Como se puede ver, los boludos no lo eran tanto -por la posición que ocupaban en el campo de juego- y, en cambio, los pelotudos eran repelotudos. Cuenta la historia que a finales del siglo decimonónico comenzó a decírsele a aquellos que eran muy pavotes, que siempre iban al frente, algo así como que "sos un pelotudazo" y luego, por efecto contaminante, se extendió a llamar boludo y pelotudo indistintamente a todo aquel que tuviera las características de aparecer como tal y que aún no sabemos como carajo es. El término boludo está dirigido a definir rápida y denostativamente a aquellos individuos -sin distinción de sexo, lo cual es un soberano disparate (aunque sospecho que esto más que un exabrupto del lenguaje, no es otra cosa que manifestar su reivindicación en un pie de igualdad con los hombres, por parte de las feministas)- que son considerados en alguna faceta de su vida como un tanto tontos o fuera de lugar.

El boludo es un lugar común en el habla cotidiana de los porteños en particular, y de los argentinos en general, el cual no diferencia de manera inequívoca al objeto aludido, para peor, estimo que en la actualidad se ha convertido en un término multívoco y hasta a veces equívoco, ya que no tiene un referente preciso al cual aludir.

jueves, 4 de enero de 2007

Puteadas, inconsciente y agresividad

Según Anabella Rodríguez (2006) “la puteada crea como un momento de ‘descontrol’ del inconsciente y refleja a veces lo más ¿escondido? de uno”. Pongamos tres ejemplos recolectados en el campo (virtual) pa’ ver que onda:

1. Ciantini toca con el auto a Traverso (Nota: son dos pilotos de autos de carreras, más precisamente de la categoría conocida en Argentina como Turismo Carretera, y donde siempre está presente la constante rivalidad Ford-Chevrolet) y el flaco se va de pista, se saca el casco con toda la calentura del momento y ahí tiene lugar el siguiente evento comunicativo:

Flaco Traverso: Que hijo de puta ese Ciantini, la concha de su madre
Copiloto: Se cerró Satriano también…
Flaco Traverso: Pero claaaaro la reputa que los parió.

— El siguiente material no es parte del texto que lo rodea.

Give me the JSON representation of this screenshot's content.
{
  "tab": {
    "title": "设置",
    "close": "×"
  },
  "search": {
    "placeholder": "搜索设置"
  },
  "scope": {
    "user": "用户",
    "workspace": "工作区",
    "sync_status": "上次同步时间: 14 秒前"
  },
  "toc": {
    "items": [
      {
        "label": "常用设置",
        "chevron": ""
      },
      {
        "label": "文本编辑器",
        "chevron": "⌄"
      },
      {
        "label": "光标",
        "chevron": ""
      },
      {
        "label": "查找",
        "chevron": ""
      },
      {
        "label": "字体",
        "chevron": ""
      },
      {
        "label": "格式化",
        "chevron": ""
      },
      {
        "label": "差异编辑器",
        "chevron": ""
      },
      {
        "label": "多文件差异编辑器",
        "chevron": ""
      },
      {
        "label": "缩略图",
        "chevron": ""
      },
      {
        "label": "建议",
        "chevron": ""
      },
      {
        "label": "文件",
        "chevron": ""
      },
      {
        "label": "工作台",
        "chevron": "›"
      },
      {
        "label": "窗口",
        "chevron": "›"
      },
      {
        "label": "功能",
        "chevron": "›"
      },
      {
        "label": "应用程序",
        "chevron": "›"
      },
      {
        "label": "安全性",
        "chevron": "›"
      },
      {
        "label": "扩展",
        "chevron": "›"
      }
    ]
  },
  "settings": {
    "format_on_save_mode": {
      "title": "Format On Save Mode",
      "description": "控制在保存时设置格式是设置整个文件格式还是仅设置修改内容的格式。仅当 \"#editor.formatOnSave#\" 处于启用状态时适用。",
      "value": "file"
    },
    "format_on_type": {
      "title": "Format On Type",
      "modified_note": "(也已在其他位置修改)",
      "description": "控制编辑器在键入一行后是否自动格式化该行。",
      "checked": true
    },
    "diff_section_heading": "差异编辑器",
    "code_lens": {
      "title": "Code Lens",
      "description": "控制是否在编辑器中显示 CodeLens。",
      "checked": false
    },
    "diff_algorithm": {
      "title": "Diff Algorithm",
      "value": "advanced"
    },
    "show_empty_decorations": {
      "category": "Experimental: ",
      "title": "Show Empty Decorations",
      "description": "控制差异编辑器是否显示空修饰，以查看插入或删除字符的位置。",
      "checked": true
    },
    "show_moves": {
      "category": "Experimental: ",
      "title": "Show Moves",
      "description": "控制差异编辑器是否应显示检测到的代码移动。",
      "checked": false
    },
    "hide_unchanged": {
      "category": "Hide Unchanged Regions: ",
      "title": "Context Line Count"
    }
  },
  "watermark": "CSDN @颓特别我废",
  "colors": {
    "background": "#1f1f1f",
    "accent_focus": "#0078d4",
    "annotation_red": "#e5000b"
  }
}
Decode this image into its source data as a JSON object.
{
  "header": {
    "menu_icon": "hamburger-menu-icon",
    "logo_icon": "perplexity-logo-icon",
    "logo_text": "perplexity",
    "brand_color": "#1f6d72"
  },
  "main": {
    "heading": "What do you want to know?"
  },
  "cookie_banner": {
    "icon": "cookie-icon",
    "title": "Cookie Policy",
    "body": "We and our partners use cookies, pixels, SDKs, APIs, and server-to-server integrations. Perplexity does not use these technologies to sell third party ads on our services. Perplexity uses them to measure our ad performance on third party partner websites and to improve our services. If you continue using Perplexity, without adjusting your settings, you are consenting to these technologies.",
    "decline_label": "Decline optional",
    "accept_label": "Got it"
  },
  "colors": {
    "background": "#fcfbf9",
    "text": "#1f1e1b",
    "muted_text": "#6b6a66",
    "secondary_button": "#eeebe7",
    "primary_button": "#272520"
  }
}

2. No puedo dejar de pagar tributo a Los Simpsons: recordemos el capítulo en el que Flanders, a raíz de la destrucción de su casa por un tornado y la posterior reconstrucción trucha que le hacen sus vecinos, se pone a maldecir y manda literalmente a todos a la mismísima mierda… Flanders! Pero por qué Flanders, ¿si en ningún capítulo insulta y en ese sí? Pareciera que, en determinados momentos de bronca o dolor, se activa una especie de “mecanismo” por el cual uno empieza a vomitar todas las palabrotas.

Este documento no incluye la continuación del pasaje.